Gelare Khoshgozaran is an undisciplinary artist and writer who, in 2009 was transplanted from street protests in a city of four seasons to the windowless rooms of the University of Southern California where aesthetics and politics were discussed in endless summers. Her work has been exhibited in solo and group exhibitions at the New Museum, Queens Museum, Hammer Museum, LAXART, Human Resources, Visitor Welcome Center, Articule (Montreal), Beursschouwburg (Brussels), Pori Art Museum (Finland) and Yarat Contemporary Art Space (Baku, Azerbaijan). She was the recipient of a Creative Capital | Andy Warhol Foundation Arts Writers Grant (2015), an Art Matters Award (2017), the Louis Comfort Tiffany Foundation Award (2019) and a Graham Foundation Award (2020). Her words have appeared in contemptorary (co-founding editor), The Brooklyn Rail, Parkett, X-TRA, LA Review of Books, Art Practical, Ajam Media Collective and MARCH, amongst others.
of سندباد and sandbox is composed of two works: “Medina Wasl: Connecting Town,” a thirty-minute film shot in 16 mm transferred onto video, and ““U.S. Customs Demands to Know”” consisting of twenty LED-lit packages in various sizes. The exhibition brings into view the complex and layered narratives that emerge when an embodied sense of knowing is prioritised. Khoshgozaran is committed to deep research, foregrounding her desire for inquiry and the interconnected ways in which landscapes, memories and dreams manifest into the language of moving-images.
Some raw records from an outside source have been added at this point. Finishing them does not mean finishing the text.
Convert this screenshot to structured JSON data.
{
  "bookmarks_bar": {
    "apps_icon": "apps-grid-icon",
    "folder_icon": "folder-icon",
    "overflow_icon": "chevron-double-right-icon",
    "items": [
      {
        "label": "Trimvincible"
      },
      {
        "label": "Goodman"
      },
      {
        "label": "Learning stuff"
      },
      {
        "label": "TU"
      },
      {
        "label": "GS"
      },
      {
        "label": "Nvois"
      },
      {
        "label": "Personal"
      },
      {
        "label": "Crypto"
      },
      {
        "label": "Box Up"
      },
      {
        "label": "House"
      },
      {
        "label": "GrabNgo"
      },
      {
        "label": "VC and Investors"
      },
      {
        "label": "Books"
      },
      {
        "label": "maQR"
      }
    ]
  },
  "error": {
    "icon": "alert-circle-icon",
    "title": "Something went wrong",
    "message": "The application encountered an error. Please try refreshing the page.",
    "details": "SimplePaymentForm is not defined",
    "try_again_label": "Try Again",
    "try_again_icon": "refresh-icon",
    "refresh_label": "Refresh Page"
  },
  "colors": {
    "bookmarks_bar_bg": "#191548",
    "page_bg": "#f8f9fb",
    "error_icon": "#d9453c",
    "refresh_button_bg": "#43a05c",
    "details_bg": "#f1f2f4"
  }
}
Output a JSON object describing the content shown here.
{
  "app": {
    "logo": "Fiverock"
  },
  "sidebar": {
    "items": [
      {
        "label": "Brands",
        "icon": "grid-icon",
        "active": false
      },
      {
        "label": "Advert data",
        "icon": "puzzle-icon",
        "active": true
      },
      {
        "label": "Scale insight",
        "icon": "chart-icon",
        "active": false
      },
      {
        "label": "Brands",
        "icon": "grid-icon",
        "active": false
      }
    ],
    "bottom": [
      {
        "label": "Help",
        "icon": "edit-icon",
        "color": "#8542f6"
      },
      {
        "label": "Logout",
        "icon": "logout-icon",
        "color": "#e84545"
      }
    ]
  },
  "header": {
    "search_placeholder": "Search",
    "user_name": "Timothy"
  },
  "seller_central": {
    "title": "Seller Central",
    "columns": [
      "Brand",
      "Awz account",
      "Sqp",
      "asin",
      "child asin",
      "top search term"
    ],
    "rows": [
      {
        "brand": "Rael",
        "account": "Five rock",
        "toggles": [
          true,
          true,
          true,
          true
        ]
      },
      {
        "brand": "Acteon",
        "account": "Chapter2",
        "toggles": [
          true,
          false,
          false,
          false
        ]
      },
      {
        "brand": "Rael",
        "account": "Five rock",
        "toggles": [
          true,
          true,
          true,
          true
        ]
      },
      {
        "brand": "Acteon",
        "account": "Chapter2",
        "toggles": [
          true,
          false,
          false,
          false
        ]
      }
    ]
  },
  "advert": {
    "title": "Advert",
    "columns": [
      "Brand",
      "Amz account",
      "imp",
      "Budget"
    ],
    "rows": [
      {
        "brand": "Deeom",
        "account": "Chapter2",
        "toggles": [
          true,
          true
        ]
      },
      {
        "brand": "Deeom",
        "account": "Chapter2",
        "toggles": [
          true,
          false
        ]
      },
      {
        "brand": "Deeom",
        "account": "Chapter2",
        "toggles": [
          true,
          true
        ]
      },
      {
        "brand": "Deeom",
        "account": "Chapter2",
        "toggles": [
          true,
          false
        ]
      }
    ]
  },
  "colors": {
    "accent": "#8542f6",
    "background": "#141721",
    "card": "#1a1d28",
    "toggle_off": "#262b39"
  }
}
In “Medina Wasl: Connecting Town,” Khoshgozaran examines the history of the landscape of the California desert, how it is mired in appropriations of Middle Eastern tropes that began in the early 1900s, and since has become the site for military training camps. An archipelago of simulated Middle Eastern villages have popped up all over the US since 9/11, simulating the experience of war taking place in Afghanistan and Iraq. The film draws relationships between distant landscapes and presents a perspective on American consumption that is not free of its racialized violence. The title ““U.S. Customs Demands to Know”” is a direct quote from a policy legislated after 9/11 that allowed US authorities to search any package without consent. The boxes once contained archival and research material that were sent from Iran to Los Angeles. Laid out across the gallery floor, they condition a sense of dream-like movement toward an otherworldly place. There is something tangible in both pieces that not only acknowledges the violence ingrained in these national security structures, but that moves beyond their world view and opens the possibility for us to also witness another story being told.